Presentation on theme: "BY KEVIN SHIRES Broome senior high school. EARLY PEARLING IN BROOME The pearl masters came to brome in the early 1870s and began diving for pearls in."— Presentation transcript:
BY KEVIN SHIRES Broome senior high school
EARLY PEARLING IN BROOME The pearl masters came to brome in the early 1870s and began diving for pearls in roebuck bay rapidly making brome the pearl capital of the world. The Japanese, Chinese and islanders were the main divers, along with some local aboriginals people. They braved the sea as they braved drowning, the bends and the storms that come to the Kimberley in the cyclone season. Today there Japanese cemetery has over 900 graves most of them pearl divers.
Different types of pearls Here are the 3 of the many pearls in Broome Blister Pearl: Pearls that grow attached to the inner surface of the oyster or mussel shell. Mabe Pearl: Assembled cultured blister pearl. When blister pearl is cut from the shell, the pearl nucleus is removed. The remained hole is filled with a wax and the open will be covered with mother-of-pearl. Mabe pearls are not so durable as blister pearls Keshi: Pearls that grow accidentally in the soft tissue or pearl culturing by-products after pearl harvest.

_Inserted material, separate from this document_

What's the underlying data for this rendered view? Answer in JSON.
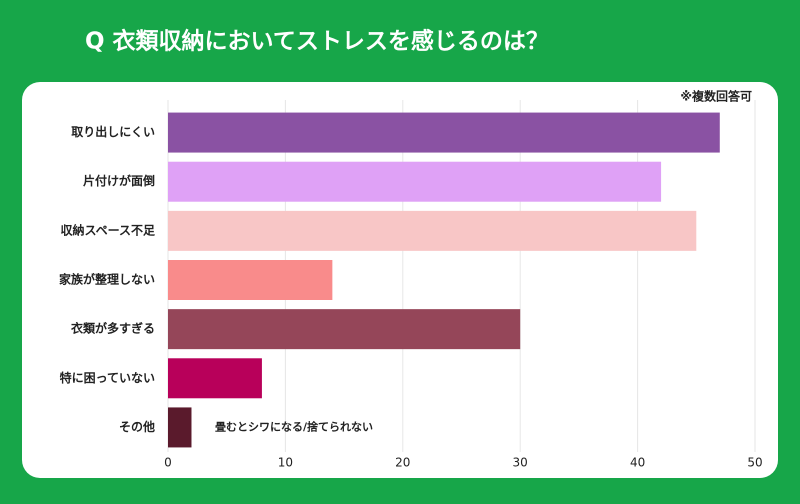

Diving gear Skin divers The Broome pearling industry originated with naked divers, most of whom were Aborigines who had to hold their breath and dive for oyster shells. This skin diving method existed between the 1860's to the 1880's. As time progressed, the copper helmet was introduced The aborigines could not handle the complexities of the helmet suit and they also felt very claustrophobic. Their role in the industry was therefore reduced to a minimal. THE COPPER HELMET DIVING SUIT It was a major job in getting the canvas suits on, because the diver firstly had to encase himself in several layers of woollen underwear (to guard himself against the cold), followed by the job of putting on the watertight canvas suit called the 'dress'. His hands were soaped to enable him to pull the rubber cuffs over them, the heavy boots were pulled on over the suit, and lastly, the copper helmet was put on. This was screwed onto the shoulder piece and a glass face piece was then attached.

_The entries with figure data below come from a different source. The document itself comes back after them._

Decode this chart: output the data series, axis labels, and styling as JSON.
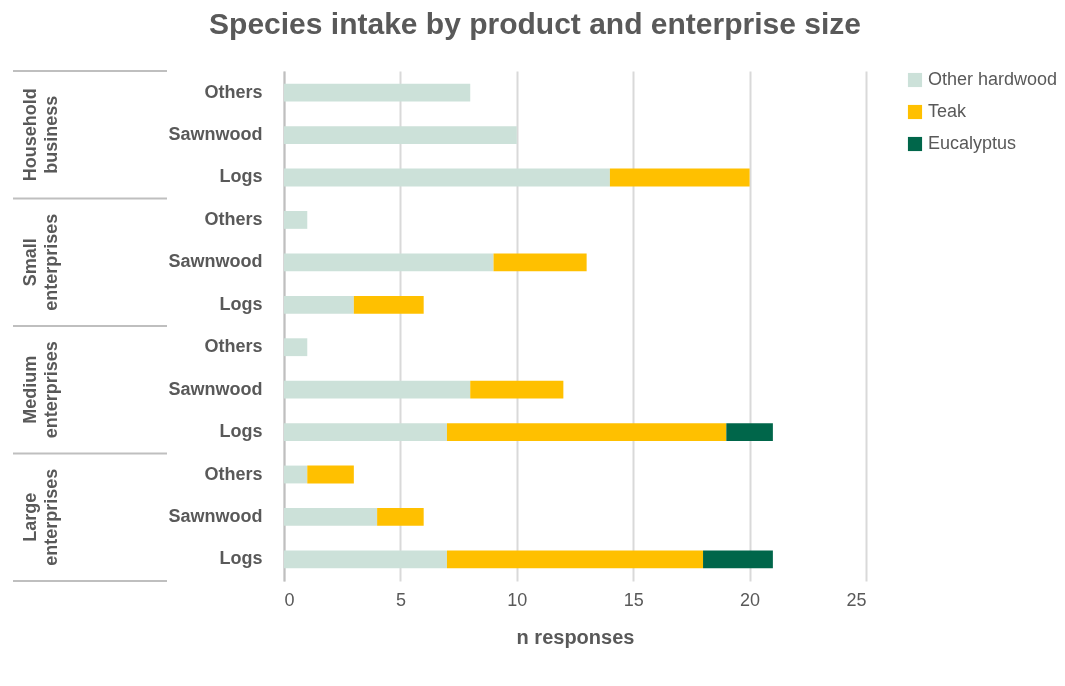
{
  "chart_data": {
    "type": "bar",
    "orientation": "horizontal",
    "stacked": true,
    "title": "Species intake by product and enterprise size",
    "xlabel": "n responses",
    "categories": [
      "Others",
      "Sawnwood",
      "Logs",
      "Others",
      "Sawnwood",
      "Logs",
      "Others",
      "Sawnwood",
      "Logs",
      "Others",
      "Sawnwood",
      "Logs"
    ],
    "annotations": [
      "Household business",
      "Small enterprises",
      "Medium enterprises",
      "Large enterprises"
    ],
    "series": [
      {
        "name": "Other hardwood",
        "color": "#cce1d9",
        "values": [
          8,
          10,
          14,
          1,
          9,
          3,
          1,
          8,
          7,
          1,
          4,
          7
        ]
      },
      {
        "name": "Teak",
        "color": "#ffc000",
        "values": [
          0,
          0,
          6,
          0,
          4,
          3,
          0,
          4,
          12,
          2,
          2,
          11
        ]
      },
      {
        "name": "Eucalyptus",
        "color": "#00664a",
        "values": [
          0,
          0,
          0,
          0,
          0,
          0,
          0,
          0,
          2,
          0,
          0,
          3
        ]
      }
    ],
    "xlim": [
      0,
      25
    ],
    "xticks": [
      0,
      5,
      10,
      15,
      20,
      25
    ],
    "grid": "x",
    "legend": "right"
  }
}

Cultural effects Australia's pearling industry began long before European settlement. Northern Australian coastal dwelling Aboriginals harvested the pearl shell from the shallow waters and had a well established trading network for pearl shell. Within Australia, pearl shells travelled further perhaps than any other item. In Western Australia an explorer saw an aboriginal wearing a pearly oyster-shell which had travelled at least 500 miles from its point of origin. When Europeans settled in Australia, they were quick to see the value of the pearl fields. Pearling began in earnest at Shark Bay, Western Australia, in the 1850s and in the Torres Strait in 1868 with 16 pearling firms operating on Thursday Island in 1877.The colony of Queensland recognised the value of this resource, and annexed the islands in By 1910, nearly 400 luggers and more than 3500 people were fishing for shell in waters around Broome
Science and pearls The formation of a natural pearl begins when a foreign substance slips into the oyster between the mantle and the shell, which irritates the mantle. It's kind of like the oyster getting a splinter. The oyster's natural reaction is to cover up that irritant to protect itself. The mantle covers the irritant with layers of the same nacre substance that is used to create the shell. This eventually forms a pearl. So a pearl is a foreign substance covered with layers of nacre. Most pearls that we see in jewellery stores are nicely rounded objects, which are the most valuable ones. Not all pearls turn out so well. Some pearls form in an uneven shape -- these are called baroque pearls. Pearls, as you've probably noticed, come in a variety of various colours, including white, black, gray, red, blue and green. Most pearls can be found all over the world, but black pearls are indigenous to the South Pacific.